東京都のデータで見る「新型コロナの現状」。流行期の「夏」に向けて警戒が必要

[2023/5/9 00:00]

厳密なデータは集計されなくなる

新型コロナウイルス感染症の法律上の取り扱いが、5月8日から変わりました。

これに伴い、新型コロナに関する情報も、これまでのような密度では公開されなくなります。

例えば、これまでは新しく発生した検査の陽性者は、全員を把握していました。

しかし、今後は、特定の病院を定点として見張る形になります。

つまり、今後は新型コロナの新しい患者がどれぐらい発生したのかという具体的な数字は出てきません。

では、今の時点で、新型コロナは、どのような状況にあるのでしょうか。

5月8日に公開された、東京都の資料をもとに紹介します。

前の週から20%も患者が増えた

東京都の新規の陽性者数は「1,621人」で、前の週よりも「19.6%」増えています。

以前の流行期に比べれば、新規の陽性者は少ないのですが、まったく勢いが無くなったわけではありません。

まだまだ、油断できない状態であることが分かります。

出典:東京都

入院患者も増えている

入院患者は「767人」で、前の週よりも126人増えています。

ただし、酸素投与が必要な患者は「82人」で、3人減っています。

出典:東京都

現在は「注意」の段階

東京都では、これらのデータをもとにして、「感染状況」と「医療提供体制」を4段階で評価しています。

現在の評価は、どちらも4段階の下から2番目で、「注意が必要である」と判断されています。

出典:東京都

流行の中心は「XBB系統」になった

ウイルスの状況を見てみましょう。

現在の流行は、ほぼすべてが「オミクロン株」です。

その中で、4月以降は「XBB系統」と呼ばれる亜系統が中心となっています。

XBB系統は、それ以前のオミクロン株よりも感染が広がりやすい上に、ワクチンなどの免疫から逃れる能力が高いとされています。

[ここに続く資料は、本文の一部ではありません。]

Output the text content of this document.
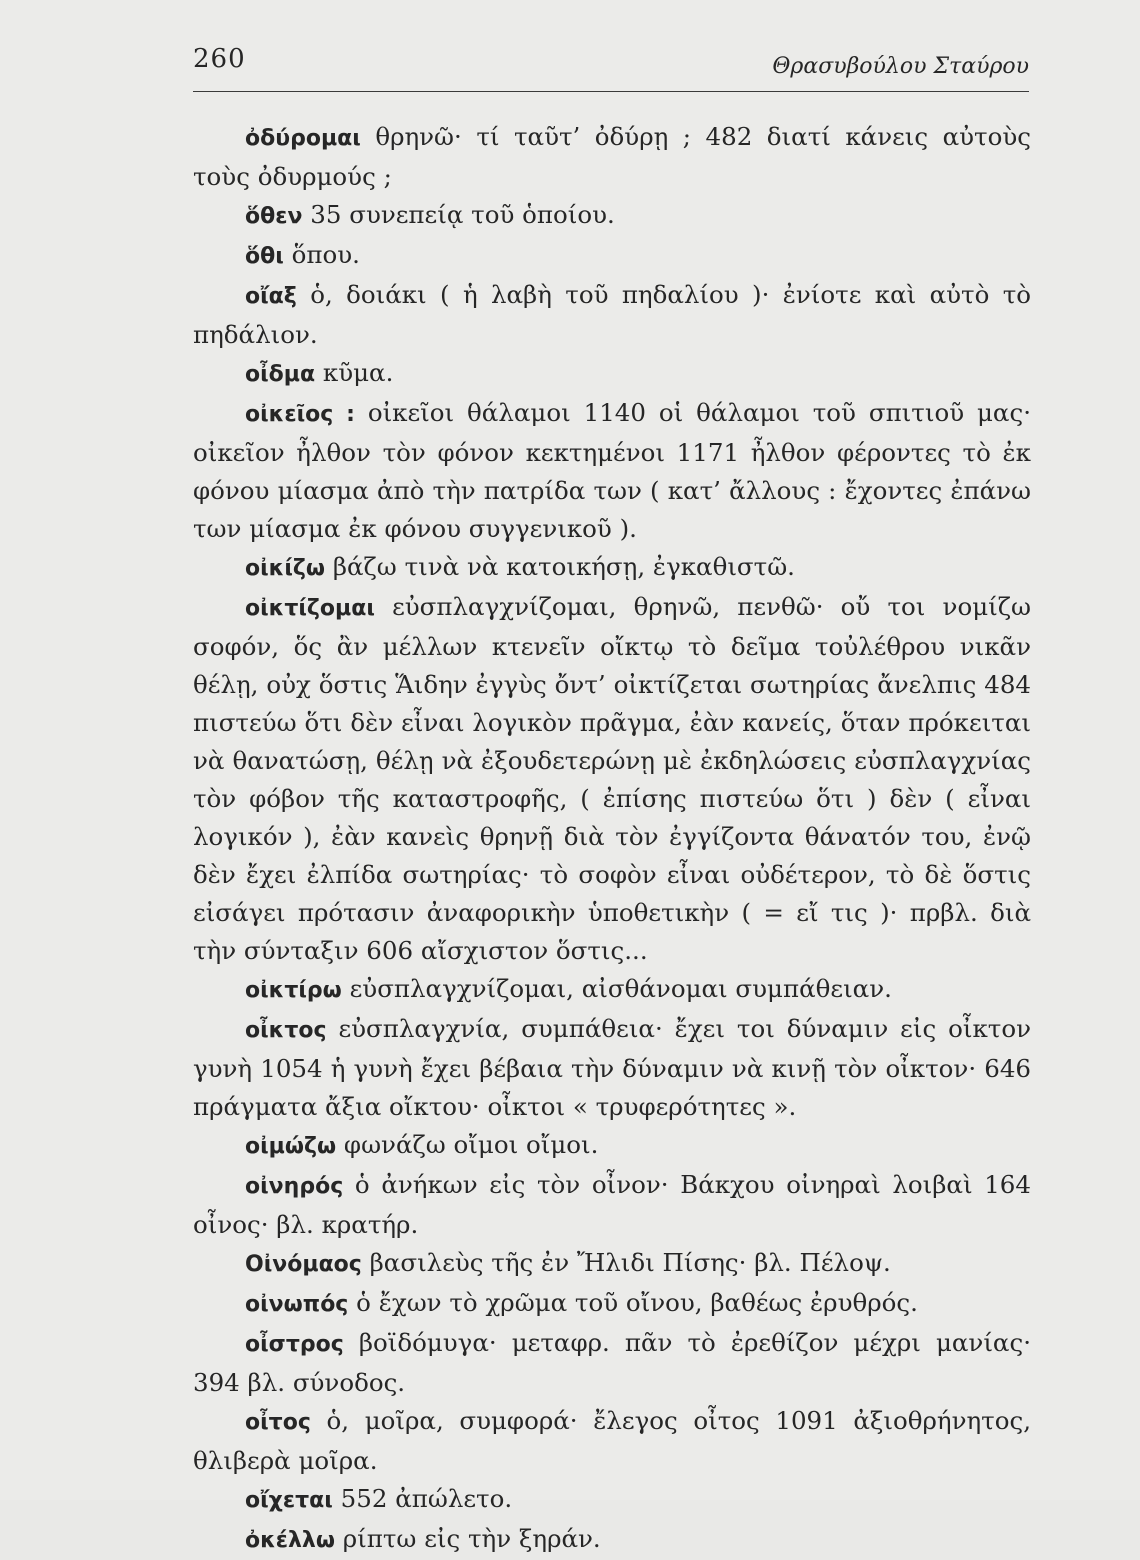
260	Θρασυβούλου Σταύρου

ὀδύρομαι θρηνῶ· τί ταῦτ’ ὀδύρῃ ; 482 διατί κάνεις αὐτοὺς τοὺς ὀδυρμούς ;

ὅθεν 35 συνεπείᾳ τοῦ ὁποίου.

ὅθι ὅπου.

οἴαξ ὁ, δοιάκι ( ἡ λαβὴ τοῦ πηδαλίου )· ἐνίοτε καὶ αὐτὸ τὸ πηδάλιον.

οἶδμα κῦμα.

οἰκεῖος : οἰκεῖοι θάλαμοι 1140 οἱ θάλαμοι τοῦ σπιτιοῦ μας· οἰκεῖον ἦλθον τὸν φόνον κεκτημένοι 1171 ἦλθον φέροντες τὸ ἐκ φόνου μίασμα ἀπὸ τὴν πατρίδα των ( κατ’ ἄλλους : ἔχοντες ἐπάνω των μίασμα ἐκ φόνου συγγενικοῦ ).

οἰκίζω βάζω τινὰ νὰ κατοικήσῃ, ἐγκαθιστῶ.

οἰκτίζομαι εὐσπλαγχνίζομαι, θρηνῶ, πενθῶ· οὔ τοι νομίζω σοφόν, ὅς ἂν μέλλων κτενεῖν οἴκτῳ τὸ δεῖμα τοὐλέθρου νικᾶν θέλῃ, οὐχ ὅστις Ἅιδην ἐγγὺς ὄντ’ οἰκτίζεται σωτηρίας ἄνελπις 484 πιστεύω ὅτι δὲν εἶναι λογικὸν πρᾶγμα, ἐὰν κανείς, ὅταν πρόκειται νὰ θανατώσῃ, θέλῃ νὰ ἐξουδετερώνῃ μὲ ἐκδηλώσεις εὐσπλαγχνίας τὸν φόβον τῆς καταστροφῆς, ( ἐπίσης πιστεύω ὅτι ) δὲν ( εἶναι λογικόν ), ἐὰν κανεὶς θρηνῇ διὰ τὸν ἐγγίζοντα θάνατόν του, ἐνῷ δὲν ἔχει ἐλπίδα σωτηρίας· τὸ σοφὸν εἶναι οὐδέτερον, τὸ δὲ ὅστις εἰσάγει πρότασιν ἀναφορικὴν ὑποθετικὴν ( = εἴ τις )· πρβλ. διὰ τὴν σύνταξιν 606 αἴσχιστον ὅστις...

οἰκτίρω εὐσπλαγχνίζομαι, αἰσθάνομαι συμπάθειαν.

οἶκτος εὐσπλαγχνία, συμπάθεια· ἔχει τοι δύναμιν εἰς οἶκτον γυνὴ 1054 ἡ γυνὴ ἔχει βέβαια τὴν δύναμιν νὰ κινῇ τὸν οἶκτον· 646 πράγματα ἄξια οἴκτου· οἶκτοι « τρυφερότητες ».

οἰμώζω φωνάζω οἴμοι οἴμοι.

οἰνηρός ὁ ἀνήκων εἰς τὸν οἶνον· Βάκχου οἰνηραὶ λοιβαὶ 164 οἶνος· βλ. κρατήρ.

Οἰνόμαος βασιλεὺς τῆς ἐν Ἤλιδι Πίσης· βλ. Πέλοψ.

οἰνωπός ὁ ἔχων τὸ χρῶμα τοῦ οἴνου, βαθέως ἐρυθρός.

οἶστρος βοϊδόμυγα· μεταφρ. πᾶν τὸ ἐρεθίζον μέχρι μανίας· 394 βλ. σύνοδος.

οἶτος ὁ, μοῖρα, συμφορά· ἔλεγος οἶτος 1091 ἀξιοθρήνητος, θλιβερὰ μοῖρα.

οἴχεται 552 ἀπώλετο.

ὀκέλλω ρίπτω εἰς τὴν ξηράν.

新型コロナウイルスは、新しい亜系統の登場が続いており、ワクチンの進化が続いている状況です。

出典:東京都

「夏」が来たら警戒が必要

現在の新型コロナの状況を一言で言えば、「落ち着いてはいるが、目が離せない状況」と言えるでしょう。

では、いつ頃から流行を意識して警戒すれば良いのでしょうか。

ここ数年の状況を見ると、「夏」と「冬」に大きな流行が起きていることが分かります。

「夏」と「冬」は人の移動が増える時期であり、それが流行を招いているのでしょう。

厚労省の資料でも、「夏や冬に一定の感染拡大が生じることを想定して準備する」としています。

今年も、7月に入ったら大きな流行が始まる可能性が高いと考えて、警戒することをおすすめします。